島村英紀『夕刊フジ』 2018年3月23日(金曜)。4面。コラムその241「警戒せよ! 生死を分ける地震の基礎知識」 

パプアニューギニアの大地震
『夕刊フジ』公式ホームページの題は「ほとんど報じられなくなったパプアニューギニアの大地震 地滑り地帯に注意」

 日本など諸外国ではほとんど報じられなくなってしまった大地震がある。

 パプアニューギニアで先月末に起きたマグニチュード(M)7.5の内陸直下型地震。2016年の熊本地震や、阪神淡路大震災(1995年)より大きい直下型地震だ。

 パプアニューギニアではオーストラリアプレートと太平洋プレートが衝突している。このため20世紀以来、M7.5クラスの大地震が13回起きた。

 今回の地震での一番の被害は、内陸部のあちこちで大規模な地滑りが起きたことで地形が変わり、多くの部落が孤立してしまったことだ。

 数百人規模の死者が出ている模様だが、首都ポートモレスビーから約560キロ離れた内陸で、治安の悪い地方で起きた地震でもあり、いまだに被害の全貌がつかめていない。現地からの情報では、2万人近くが飲料水の不足、感染症などの2次災害の恐れがあるという。

 また、各地で地滑りが川をせき止めて自然のダムが出来、その「地震湖」がやがて決壊する恐れも大きくなっている。

 私はパプアニューギニアに地震と火山の観測に訪れたことがある。この国には800もの違う言語があるので、地震計を部落に置かせて貰うのにも、何段階もの通訳を必要とした。
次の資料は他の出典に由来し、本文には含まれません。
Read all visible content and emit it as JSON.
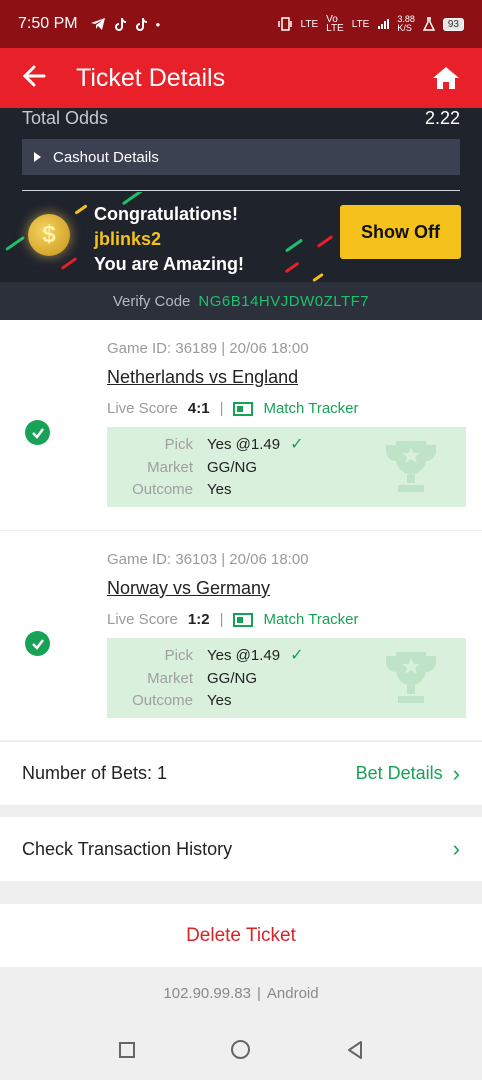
{
  "status_bar": {
    "time": "7:50 PM",
    "battery": "93",
    "speed": "3.88\nK/S",
    "net1": "LTE",
    "net2": "Vo\nLTE",
    "net3": "LTE"
  },
  "header": {
    "title": "Ticket Details"
  },
  "odds": {
    "label": "Total Odds",
    "value": "2.22"
  },
  "cashout": {
    "label": "Cashout Details"
  },
  "congrats": {
    "line1": "Congratulations!",
    "username": "jblinks2",
    "line3": "You are Amazing!",
    "button": "Show Off",
    "coin_symbol": "$"
  },
  "verify": {
    "label": "Verify Code",
    "code": "NG6B14HVJDW0ZLTF7"
  },
  "bets": [
    {
      "game_id": "Game ID: 36189 | 20/06 18:00",
      "teams": "Netherlands vs England",
      "live_label": "Live Score",
      "score": "4:1",
      "tracker": "Match Tracker",
      "pick_label": "Pick",
      "pick": "Yes @1.49",
      "market_label": "Market",
      "market": "GG/NG",
      "outcome_label": "Outcome",
      "outcome": "Yes"
    },
    {
      "game_id": "Game ID: 36103 | 20/06 18:00",
      "teams": "Norway vs Germany",
      "live_label": "Live Score",
      "score": "1:2",
      "tracker": "Match Tracker",
      "pick_label": "Pick",
      "pick": "Yes @1.49",
      "market_label": "Market",
      "market": "GG/NG",
      "outcome_label": "Outcome",
      "outcome": "Yes"
    }
  ],
  "summary": {
    "num_bets": "Number of Bets: 1",
    "bet_details": "Bet Details"
  },
  "transaction": {
    "label": "Check Transaction History"
  },
  "delete": {
    "label": "Delete Ticket"
  },
  "footer": {
    "ip": "102.90.99.83",
    "platform": "Android"
  },
  "colors": {
    "accent_red": "#e8202a",
    "status_red": "#8d1015",
    "green": "#17a257",
    "gold": "#f4c21b",
    "dark": "#1f232c"
  }
}
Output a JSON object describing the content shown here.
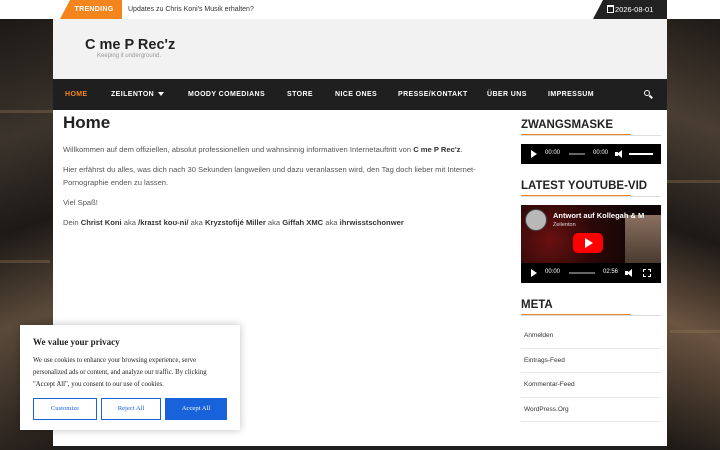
{
  "topbar": {
    "trending_label": "TRENDING",
    "ticker_text": "Updates zu Chris Koni's Musik erhalten?",
    "date": "2026-08-01",
    "calendar_icon": "calendar-icon"
  },
  "site": {
    "title": "C me P Rec'z",
    "tagline": "Keeping it underground."
  },
  "nav": {
    "items": [
      {
        "label": "HOME",
        "active": true
      },
      {
        "label": "ZEILENTON",
        "dropdown": true
      },
      {
        "label": "MOODY COMEDIANS"
      },
      {
        "label": "STORE"
      },
      {
        "label": "NICE ONES"
      },
      {
        "label": "PRESSE/KONTAKT"
      },
      {
        "label": "ÜBER UNS"
      },
      {
        "label": "IMPRESSUM"
      }
    ],
    "search_icon": "search-icon"
  },
  "main": {
    "heading": "Home",
    "p1_a": "Willkommen auf dem offiziellen, absolut professionellen und wahnsinnig informativen Internetauftritt von ",
    "p1_b": "C me P Rec'z",
    "p1_c": ".",
    "p2": "Hier erfährst du alles, was dich nach 30 Sekunden langweilen und dazu veranlassen wird, den Tag doch lieber mit Internet-Pornographie enden zu lassen.",
    "p3": "Viel Spaß!",
    "p4": {
      "t1": "Dein ",
      "b1": "Christ Koni",
      "t2": " aka ",
      "b2": "/kraɪst koʊ-ni/",
      "t3": " aka ",
      "b3": "Kryzstofijé Miller",
      "t4": " aka ",
      "b4": "Giffah XMC",
      "t5": " aka ",
      "b5": "ihrwisstschonwer"
    }
  },
  "sidebar": {
    "zwangsmaske": {
      "title": "ZWANGSMASKE",
      "current_time": "00:00",
      "duration": "00:00"
    },
    "youtube": {
      "title": "LATEST YOUTUBE-VID",
      "video_title": "Antwort auf Kollegah & M",
      "channel": "Zeilenton",
      "current_time": "00:00",
      "duration": "02:56"
    },
    "meta": {
      "title": "META",
      "links": [
        "Anmelden",
        "Eintrags-Feed",
        "Kommentar-Feed",
        "WordPress.Org"
      ]
    }
  },
  "cookie": {
    "title": "We value your privacy",
    "body": "We use cookies to enhance your browsing experience, serve personalized ads or content, and analyze our traffic. By clicking \"Accept All\", you consent to our use of cookies.",
    "customize": "Customize",
    "reject": "Reject All",
    "accept": "Accept All"
  },
  "colors": {
    "accent": "#f3851c",
    "nav_bg": "#1f1f1f",
    "cookie_button": "#1863dc",
    "youtube_red": "#ff0000"
  }
}
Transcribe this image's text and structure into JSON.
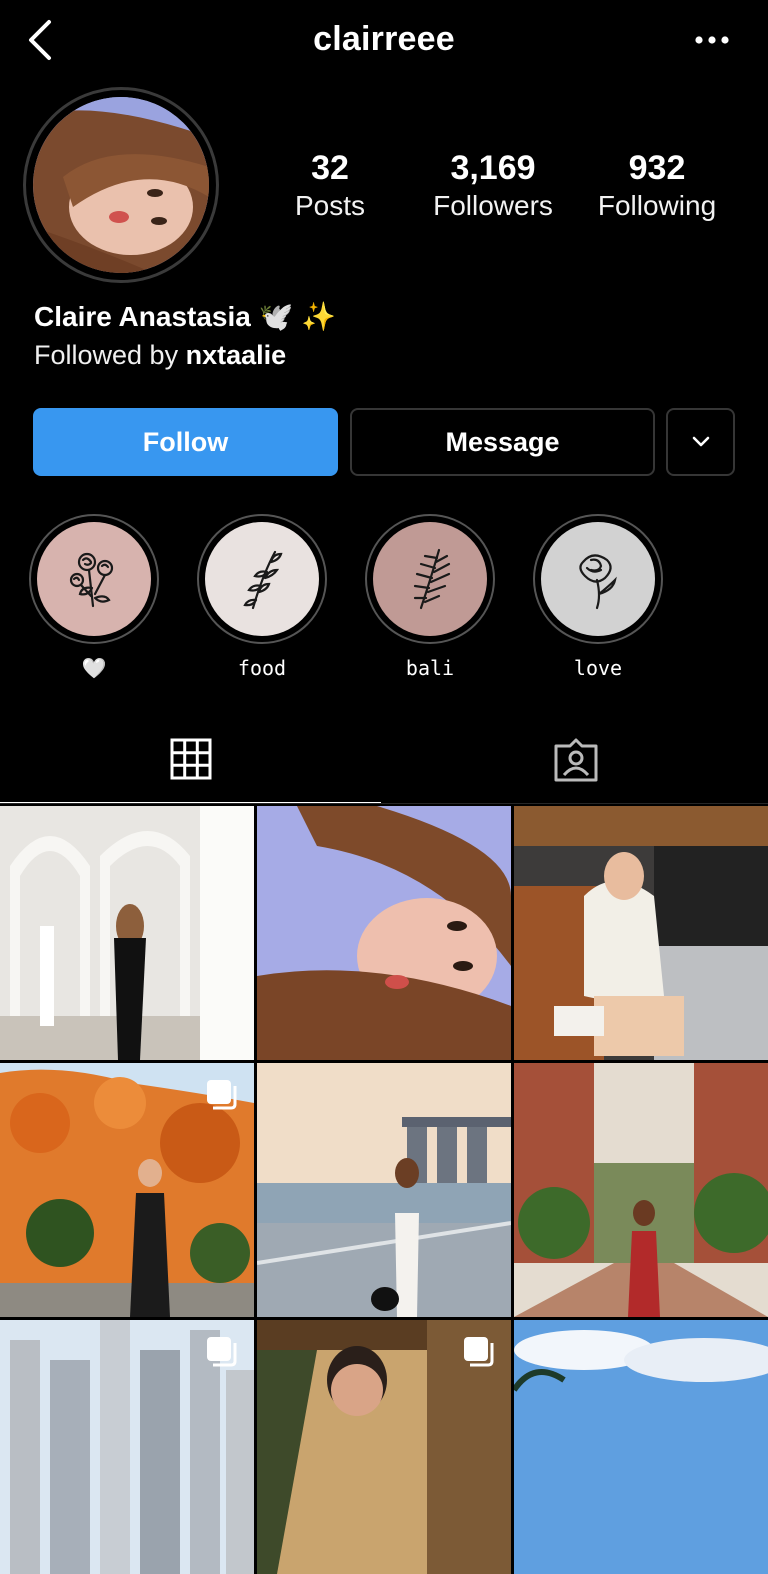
{
  "header": {
    "username": "clairreee"
  },
  "stats": [
    {
      "value": "32",
      "label": "Posts"
    },
    {
      "value": "3,169",
      "label": "Followers"
    },
    {
      "value": "932",
      "label": "Following"
    }
  ],
  "bio": {
    "name": "Claire Anastasia 🕊️ ✨",
    "followed_prefix": "Followed by ",
    "followed_user": "nxtaalie"
  },
  "buttons": {
    "follow": "Follow",
    "message": "Message"
  },
  "highlights": [
    {
      "label": "🤍",
      "color": "#d7b3ae",
      "icon": "roses-icon"
    },
    {
      "label": "food",
      "color": "#e9e2e0",
      "icon": "leaf-sprig-icon"
    },
    {
      "label": "bali",
      "color": "#c09a95",
      "icon": "fern-icon"
    },
    {
      "label": "love",
      "color": "#d2d2d2",
      "icon": "rose-icon"
    }
  ],
  "tabs": [
    {
      "name": "grid",
      "icon": "grid-icon",
      "active": true
    },
    {
      "name": "tagged",
      "icon": "tagged-icon",
      "active": false
    }
  ],
  "posts": [
    {
      "kind": "arches",
      "multi": false
    },
    {
      "kind": "selfie",
      "multi": false
    },
    {
      "kind": "car",
      "multi": false
    },
    {
      "kind": "flowers",
      "multi": true
    },
    {
      "kind": "waterfront",
      "multi": false
    },
    {
      "kind": "buildings",
      "multi": false
    },
    {
      "kind": "city",
      "multi": true
    },
    {
      "kind": "person",
      "multi": true
    },
    {
      "kind": "sky",
      "multi": false
    }
  ]
}
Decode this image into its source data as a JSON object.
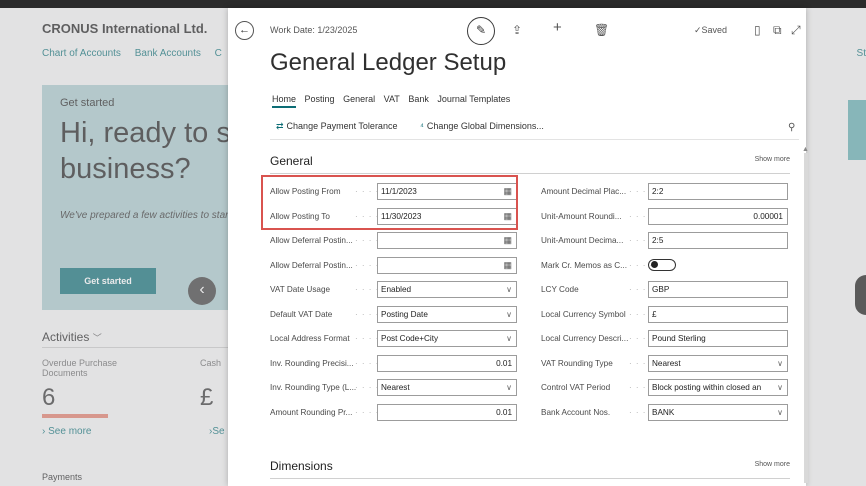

 つい数十年前、近くの山にときどき登っていたある村の人たちが、はるか遠くの山の間にまたたく隣の集落の火を見て、星だと思っていたという。この地球上に、自分たち以外に人間というものが暮らしているとは、よもや思ってもいなかったのであった。

 この国は気温も雨の量も農業に適していたし、川や海には魚や貝が豊富だった。つまり、自給自足で暮らせる自然の恵みの多い国なのだ。険しい地形に区切られていたこともあり、この国では隣の村と交流する必要もなかったのだ。

 こうして何世代にもわたって自給自足の暮らしを繰り返してきた結果、800もの違う言語や同じくらい多くの種類の違った文化が育ち、受け継がれてきた。地震被害の全貌をつかむのも、そもそも難しい国なのだ。

 地震による地滑りが多くて、過去たびたび起きてきた地震が、じつはいまの地形を作っているのは日本でも多い。

 たとえば新潟・山古志村(いまは長岡市の一部)は日本有数の地滑り地帯だ。M6.8の新潟県中越地震(2004年)であちこちで地滑りが起きて大被害を生んだ。この地震での最大震度は7。7を観測したのは、阪神・淡路大震災以来9年ぶり、観測史上2回目だった。

 山古志村芋川流域では842か所で崩落が起き、52か所で川が寸断された。山古志村に通じるすべての道路が遮断されたため、ほぼ全村民が取り残されてしまった。

 地震で揺すぶられると、いままでの地滑りで、崩れるギリギリの角度「安息角」で止まっているような場所では、地滑りが地震で誘発される。

 日本だけでも何十万ヶ所もある地滑り地帯は、、地震にも注意が必要なのだ。地球温暖化で気象が凶暴化して、豪雨などの気象災害が増えるだけではない。